North Bennington trustees appoint DRB member, discuss VAE community project
NORTH BENNINGTON >> The Village Trustees last week appointed a new member to the village's Development Review Board and discussed a new project with the Vermont Arts Exchange.
Board chairman Matthew Patterson had said in October that he identified a candidate for the open DRB position. However, he reported Tuesday the candidate decided they would prefer to run for a spot on the Board of Trustees. Instead, Dennis McCarthy, the new town auditor, volunteered to resign from his current position and accept a spot on the DRB.
McCarthy was chairman of the Shaftsbury Select Board for 11 years before spending five years as the town's first town administrator. He became Winhall's town administrator in 2003 and stayed there until he retired in 2013. He grew up in North Bennington and attended the College of St. Joseph in Bennington, the predecessor to Southern Vermont College. He served two tours of duty in Vietnam as a member of the U.S. Navy, and operated a plumbing business in the area for many years. He currently serves as vice-chairman of the Shaftsbury Veterans Committee. Upon his retirement from the Winhall position, the Vermont House of Representatives signed a resolution honoring him for his public service career.

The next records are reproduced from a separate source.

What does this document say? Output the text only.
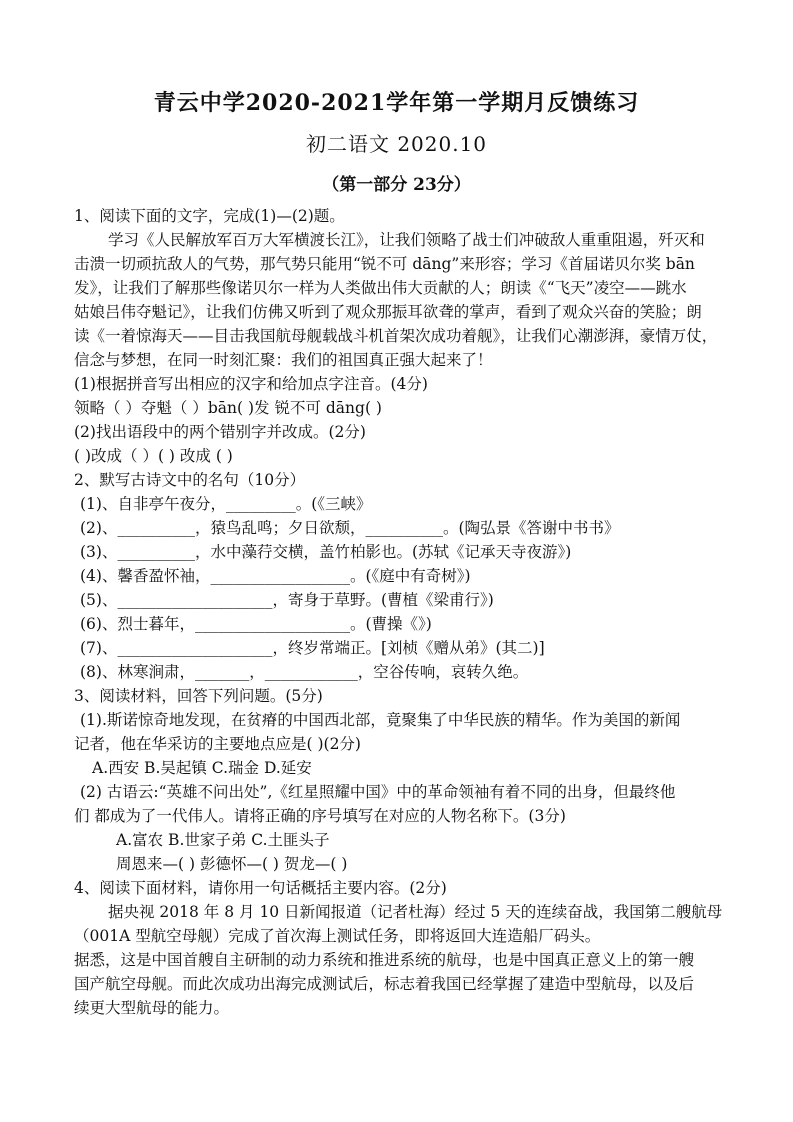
青云中学2020-2021学年第一学期月反馈练习
初二语文 2020.10
（第一部分 23分）
1、阅读下面的文字，完成(1)—(2)题。
学习《人民解放军百万大军横渡长江》，让我们领略了战士们冲破敌人重重阻遏，歼灭和
击溃一切顽抗敌人的气势，那气势只能用“锐不可 dāng”来形容；学习《首届诺贝尔奖 bān
发》，让我们了解那些像诺贝尔一样为人类做出伟大贡献的人；朗读《“飞天”凌空——跳水
姑娘吕伟夺魁记》，让我们仿佛又听到了观众那振耳欲聋的掌声，看到了观众兴奋的笑脸；朗
读《一着惊海天——目击我国航母舰载战斗机首架次成功着舰》，让我们心潮澎湃，豪情万仗，
信念与梦想，在同一时刻汇聚：我们的祖国真正强大起来了！
(1)根据拼音写出相应的汉字和给加点字注音。(4分)
领略（ ）夺魁（ ）bān( )发 锐不可 dāng( )
(2)找出语段中的两个错别字并改成。(2分)
( )改成（ ）( ) 改成 ( )
2、默写古诗文中的名句（10分）
(1)、自非亭午夜分，_________。(《三峡》
(2)、__________，猿鸟乱鸣；夕日欲颓，__________。(陶弘景《答谢中书书》
(3)、__________，水中藻荇交横，盖竹柏影也。(苏轼《记承天寺夜游》)
(4)、馨香盈怀袖，__________________。(《庭中有奇树》)
(5)、____________________，寄身于草野。(曹植《梁甫行》)
(6)、烈士暮年，____________________。(曹操《》)
(7)、____________________，终岁常端正。[刘桢《赠从弟》(其二)]
(8)、林寒涧肃，_______，____________，空谷传响，哀转久绝。
3、阅读材料，回答下列问题。(5分)
(1).斯诺惊奇地发现，在贫瘠的中国西北部，竟聚集了中华民族的精华。作为美国的新闻
记者，他在华采访的主要地点应是( )(2分)
A.西安 B.吴起镇 C.瑞金 D.延安
(2) 古语云:“英雄不问出处”,《红星照耀中国》中的革命领袖有着不同的出身，但最终他
们 都成为了一代伟人。请将正确的序号填写在对应的人物名称下。(3分)
A.富农 B.世家子弟 C.土匪头子
周恩来—( ) 彭德怀—( ) 贺龙—( )
4、阅读下面材料，请你用一句话概括主要内容。(2分)
据央视 2018 年 8 月 10 日新闻报道（记者杜海）经过 5 天的连续奋战，我国第二艘航母
（001A 型航空母舰）完成了首次海上测试任务，即将返回大连造船厂码头。
据悉，这是中国首艘自主研制的动力系统和推进系统的航母，也是中国真正意义上的第一艘
国产航空母舰。而此次成功出海完成测试后，标志着我国已经掌握了建造中型航母，以及后
续更大型航母的能力。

The village must now fill two open auditor positions, rather than just one.
In other business, Matthew Perry of the VAE and a sixth grader from the Village School of North Bennington came before the board to present an idea for a project to visually and functionally improve the community. Perry said the VAE and the sixth grade were working in tandem on the project.
"The objective and the goal," explained Perry, "is to observe the natural and the urban landscape of our school and our community; to identify issues, challenges, or situations that may (be) negative or visually unappealing; to address these challenges by smart design and creating collaboration with the property owner; to embellish, enhance, or build to transform something ugly into something beautiful; to give function to something non-functional; to showcase the creativity of our younger residents who show pride in their community."

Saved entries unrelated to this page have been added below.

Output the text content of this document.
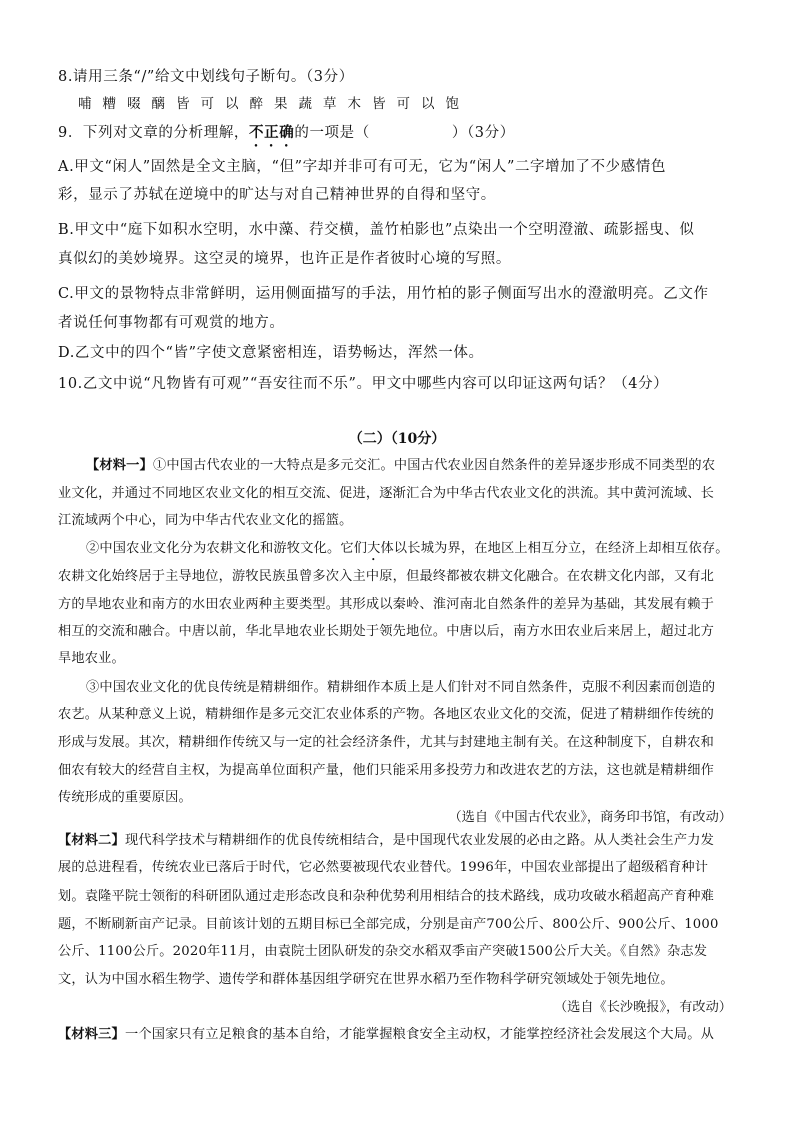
8.请用三条“/”给文中划线句子断句。（3分）
哺糟啜醨皆可以醉果蔬草木皆可以饱
9．下列对文章的分析理解，不正确的一项是（	）（3分）
A.甲文“闲人”固然是全文主脑，“但”字却并非可有可无，它为“闲人”二字增加了不少感情色
彩，显示了苏轼在逆境中的旷达与对自己精神世界的自得和坚守。
B.甲文中“庭下如积水空明，水中藻、荇交横，盖竹柏影也”点染出一个空明澄澈、疏影摇曳、似
真似幻的美妙境界。这空灵的境界，也许正是作者彼时心境的写照。
C.甲文的景物特点非常鲜明，运用侧面描写的手法，用竹柏的影子侧面写出水的澄澈明亮。乙文作
者说任何事物都有可观赏的地方。
D.乙文中的四个“皆”字使文意紧密相连，语势畅达，浑然一体。
10.乙文中说“凡物皆有可观”“吾安往而不乐”。甲文中哪些内容可以印证这两句话？（4分）
（二）（10分）
【材料一】①中国古代农业的一大特点是多元交汇。中国古代农业因自然条件的差异逐步形成不同类型的农
业文化，并通过不同地区农业文化的相互交流、促进，逐渐汇合为中华古代农业文化的洪流。其中黄河流域、长
江流域两个中心，同为中华古代农业文化的摇篮。
②中国农业文化分为农耕文化和游牧文化。它们大体以长城为界，在地区上相互分立，在经济上却相互依存。
农耕文化始终居于主导地位，游牧民族虽曾多次入主中原，但最终都被农耕文化融合。在农耕文化内部，又有北
方的旱地农业和南方的水田农业两种主要类型。其形成以秦岭、淮河南北自然条件的差异为基础，其发展有赖于
相互的交流和融合。中唐以前，华北旱地农业长期处于领先地位。中唐以后，南方水田农业后来居上，超过北方
旱地农业。
③中国农业文化的优良传统是精耕细作。精耕细作本质上是人们针对不同自然条件，克服不利因素而创造的
农艺。从某种意义上说，精耕细作是多元交汇农业体系的产物。各地区农业文化的交流，促进了精耕细作传统的
形成与发展。其次，精耕细作传统又与一定的社会经济条件，尤其与封建地主制有关。在这种制度下，自耕农和
佃农有较大的经营自主权，为提高单位面积产量，他们只能采用多投劳力和改进农艺的方法，这也就是精耕细作
传统形成的重要原因。
（选自《中国古代农业》，商务印书馆，有改动）
【材料二】现代科学技术与精耕细作的优良传统相结合，是中国现代农业发展的必由之路。从人类社会生产力发
展的总进程看，传统农业已落后于时代，它必然要被现代农业替代。1996年，中国农业部提出了超级稻育种计
划。袁隆平院士领衔的科研团队通过走形态改良和杂种优势利用相结合的技术路线，成功攻破水稻超高产育种难
题，不断刷新亩产记录。目前该计划的五期目标已全部完成，分别是亩产700公斤、800公斤、900公斤、1000
公斤、1100公斤。2020年11月，由袁院士团队研发的杂交水稻双季亩产突破1500公斤大关。《自然》杂志发
文，认为中国水稻生物学、遗传学和群体基因组学研究在世界水稻乃至作物科学研究领域处于领先地位。
（选自《长沙晚报》，有改动）
【材料三】一个国家只有立足粮食的基本自给，才能掌握粮食安全主动权，才能掌控经济社会发展这个大局。从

One example they gave was an ugly cement lid that is covering a pump on the school grounds. Perry suggested that, instead, a removable wooden gameboard could be installed to cover up the cement lid, and also provide function for community members interested in a game of chess or checkers. If the project goes well, Perry said, each year's sixth grade class could continue the tradition of beautifying the village.
"It's a fantastic idea," said Patterson.
The North Bennington Village Trustees meet the first Tuesday after the first Wednesday of every month at the train station on Depot Street. Full recordings of their meetings are available on Catamount Access Television, and on the station's YouTube page.